El primer indicio de que se iniciaba una nueva época de revolución social apareció en la forma de la más temible de todas las guerras: una insurrección de esclavos.
Los esclavos eran importados en cantidades particularmente grandes a Sicilia, que se había convertido en poco más que una enorme plantación de cereales destinados a proveer de trigo barato al proletariado romano. Los esclavos sicilianos eran tratados aún más brutalmente que los animales, pues eran menos valiosos y más fácilmente reemplazables.
Pero no hacía mucho tiempo que esos esclavos habían sido también hombres libres. Muchos de ellos habían sido ciudadanos respetables cuyo único crimen consistía en haber vivido en un país conquistado, o soldados cuyo único crimen era el haber sido derrotados. Puesto que para ellos la vida era peor que la muerte, sólo necesitaban un líder para rebelarse con loca desesperación.
En 135 a. C., un esclavo sirio llamado Euno pretendió ser de la familia real seléucida y se hizo llamar Antíoco. Probablemente nadie lo tomó en serio, pero eso importaba poco y los esclavos se rebelaron.
En esa rebelión, los esclavos, enloquecidos por el sufrimiento y sabiendo que no podían esperar gracia alguna, se entregaron al saqueo y la matanza.
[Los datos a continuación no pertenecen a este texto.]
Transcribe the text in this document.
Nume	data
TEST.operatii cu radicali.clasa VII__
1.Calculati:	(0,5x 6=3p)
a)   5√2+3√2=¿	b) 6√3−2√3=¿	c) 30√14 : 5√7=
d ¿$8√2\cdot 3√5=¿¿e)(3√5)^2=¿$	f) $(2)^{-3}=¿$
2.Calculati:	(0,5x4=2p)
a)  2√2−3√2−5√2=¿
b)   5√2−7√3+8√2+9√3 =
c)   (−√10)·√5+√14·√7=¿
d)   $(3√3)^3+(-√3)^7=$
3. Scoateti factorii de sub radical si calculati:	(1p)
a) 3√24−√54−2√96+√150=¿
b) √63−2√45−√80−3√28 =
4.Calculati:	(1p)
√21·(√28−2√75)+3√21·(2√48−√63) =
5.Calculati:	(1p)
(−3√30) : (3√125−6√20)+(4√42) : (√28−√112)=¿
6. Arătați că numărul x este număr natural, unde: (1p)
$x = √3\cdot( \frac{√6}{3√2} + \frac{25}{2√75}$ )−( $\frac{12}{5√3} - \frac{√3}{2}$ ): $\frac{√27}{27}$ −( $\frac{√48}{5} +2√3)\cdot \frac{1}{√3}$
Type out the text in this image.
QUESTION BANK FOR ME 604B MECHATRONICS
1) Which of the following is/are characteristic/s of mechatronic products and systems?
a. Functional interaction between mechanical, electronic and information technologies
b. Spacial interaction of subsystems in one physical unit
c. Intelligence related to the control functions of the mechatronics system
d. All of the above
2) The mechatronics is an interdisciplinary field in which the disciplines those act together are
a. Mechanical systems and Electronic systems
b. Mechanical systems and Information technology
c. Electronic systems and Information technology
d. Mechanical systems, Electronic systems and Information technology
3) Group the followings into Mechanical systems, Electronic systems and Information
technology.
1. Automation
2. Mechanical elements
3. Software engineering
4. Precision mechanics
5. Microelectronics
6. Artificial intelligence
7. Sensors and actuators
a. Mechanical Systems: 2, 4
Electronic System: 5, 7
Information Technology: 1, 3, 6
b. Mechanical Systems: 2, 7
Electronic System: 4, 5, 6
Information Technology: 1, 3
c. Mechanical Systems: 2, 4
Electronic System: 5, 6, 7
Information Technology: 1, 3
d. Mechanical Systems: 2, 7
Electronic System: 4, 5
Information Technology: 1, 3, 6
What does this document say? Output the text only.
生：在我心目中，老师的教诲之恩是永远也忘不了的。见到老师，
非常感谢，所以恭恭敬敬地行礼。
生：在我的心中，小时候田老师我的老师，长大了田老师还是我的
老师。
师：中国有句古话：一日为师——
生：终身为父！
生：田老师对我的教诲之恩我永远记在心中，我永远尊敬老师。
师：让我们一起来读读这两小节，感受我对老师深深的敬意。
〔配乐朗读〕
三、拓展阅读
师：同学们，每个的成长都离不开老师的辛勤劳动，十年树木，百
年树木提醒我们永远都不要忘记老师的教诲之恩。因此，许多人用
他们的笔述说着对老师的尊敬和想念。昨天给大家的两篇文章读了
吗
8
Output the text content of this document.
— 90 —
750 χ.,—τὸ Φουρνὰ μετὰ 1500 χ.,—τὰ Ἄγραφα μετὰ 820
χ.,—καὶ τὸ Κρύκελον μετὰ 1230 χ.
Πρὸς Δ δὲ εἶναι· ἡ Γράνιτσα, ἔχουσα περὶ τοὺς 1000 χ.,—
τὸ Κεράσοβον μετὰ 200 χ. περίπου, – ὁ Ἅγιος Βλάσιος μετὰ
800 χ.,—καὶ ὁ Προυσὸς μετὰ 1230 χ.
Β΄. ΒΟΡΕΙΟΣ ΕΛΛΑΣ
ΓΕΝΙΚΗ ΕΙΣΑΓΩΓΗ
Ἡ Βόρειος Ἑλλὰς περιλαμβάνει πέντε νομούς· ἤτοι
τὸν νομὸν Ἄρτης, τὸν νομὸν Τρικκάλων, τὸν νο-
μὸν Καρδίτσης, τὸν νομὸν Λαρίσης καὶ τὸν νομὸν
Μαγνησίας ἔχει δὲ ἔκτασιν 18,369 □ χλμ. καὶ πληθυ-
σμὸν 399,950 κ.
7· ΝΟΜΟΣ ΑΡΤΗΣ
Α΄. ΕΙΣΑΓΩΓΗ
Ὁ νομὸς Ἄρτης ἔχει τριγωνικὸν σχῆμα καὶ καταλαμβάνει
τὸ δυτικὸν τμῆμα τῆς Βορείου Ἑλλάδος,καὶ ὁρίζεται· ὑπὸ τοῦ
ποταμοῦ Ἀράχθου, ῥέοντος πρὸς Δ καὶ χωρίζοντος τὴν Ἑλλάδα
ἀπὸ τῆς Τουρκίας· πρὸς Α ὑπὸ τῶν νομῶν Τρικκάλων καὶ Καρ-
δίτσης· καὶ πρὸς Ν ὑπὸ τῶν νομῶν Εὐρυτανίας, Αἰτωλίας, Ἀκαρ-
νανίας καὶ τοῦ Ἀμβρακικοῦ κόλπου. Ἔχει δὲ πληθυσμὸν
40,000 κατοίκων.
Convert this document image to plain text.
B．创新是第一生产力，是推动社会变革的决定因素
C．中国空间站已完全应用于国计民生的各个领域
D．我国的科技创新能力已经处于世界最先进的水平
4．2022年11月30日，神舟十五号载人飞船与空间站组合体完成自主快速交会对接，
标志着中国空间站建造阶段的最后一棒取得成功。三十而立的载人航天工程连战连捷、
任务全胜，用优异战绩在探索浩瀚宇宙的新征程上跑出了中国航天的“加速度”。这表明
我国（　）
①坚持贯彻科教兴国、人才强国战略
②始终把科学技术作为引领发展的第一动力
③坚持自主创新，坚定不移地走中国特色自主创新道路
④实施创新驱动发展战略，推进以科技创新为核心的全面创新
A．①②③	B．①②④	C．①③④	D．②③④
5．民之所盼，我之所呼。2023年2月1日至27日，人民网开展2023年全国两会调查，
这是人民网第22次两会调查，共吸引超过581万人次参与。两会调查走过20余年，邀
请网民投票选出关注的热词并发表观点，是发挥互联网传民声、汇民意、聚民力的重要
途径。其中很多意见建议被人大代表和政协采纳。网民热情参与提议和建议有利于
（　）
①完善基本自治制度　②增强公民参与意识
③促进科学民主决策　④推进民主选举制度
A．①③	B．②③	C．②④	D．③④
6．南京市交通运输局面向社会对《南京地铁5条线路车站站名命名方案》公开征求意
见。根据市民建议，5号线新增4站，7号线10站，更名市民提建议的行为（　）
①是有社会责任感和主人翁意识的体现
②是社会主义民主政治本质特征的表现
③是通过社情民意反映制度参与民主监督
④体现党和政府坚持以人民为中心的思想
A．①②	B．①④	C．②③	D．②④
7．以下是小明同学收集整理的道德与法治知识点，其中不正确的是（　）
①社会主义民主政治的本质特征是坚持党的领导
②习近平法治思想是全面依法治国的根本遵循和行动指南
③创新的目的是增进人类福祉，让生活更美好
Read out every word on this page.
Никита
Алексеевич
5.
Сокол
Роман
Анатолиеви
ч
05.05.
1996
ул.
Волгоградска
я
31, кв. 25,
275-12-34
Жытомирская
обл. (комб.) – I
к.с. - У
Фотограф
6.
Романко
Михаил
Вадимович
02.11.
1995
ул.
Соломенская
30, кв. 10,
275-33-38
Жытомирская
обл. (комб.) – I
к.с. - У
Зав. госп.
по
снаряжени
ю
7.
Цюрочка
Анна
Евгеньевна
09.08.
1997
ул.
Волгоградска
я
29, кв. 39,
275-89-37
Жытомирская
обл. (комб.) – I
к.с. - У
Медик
Los amos de los esclavos (que son quienes generalmente escriben los libros de historia) detallan muy cuidadosamente las atrocidades cometidas por los esclavos. Pero la verdad es que cuando los esclavos son aplastados, como lo son casi siempre, reciben castigos que son atrocidades aún peores.
La Primera Guerra Servil (del latín «servus», que significa «esclavo») no fue una excepción. Los esclavos convirtieron a Sicilia en un sangriento y horrible escenario durante varios años. Eran más fuertes en Enna, en el centro mismo de la isla, y en Tauromenium, la moderna Taormina, sobre la costa noreste.
Los romanos tardaron tres años en sofocar la rebelión y al principio sufrieron una serie de humillantes derrotas. Hasta el 132 a. C. Sicilia no fue pacificada, y los esclavos ahogados en su propia sangre.
Pero Roma había pasado un gran susto. Frente a tales horrores, y ante la creciente evidencia de la decadencia económica de Italia, al menos algunos de sus líderes comenzaron a pensar que ya era hora de realizar drásticas reformas.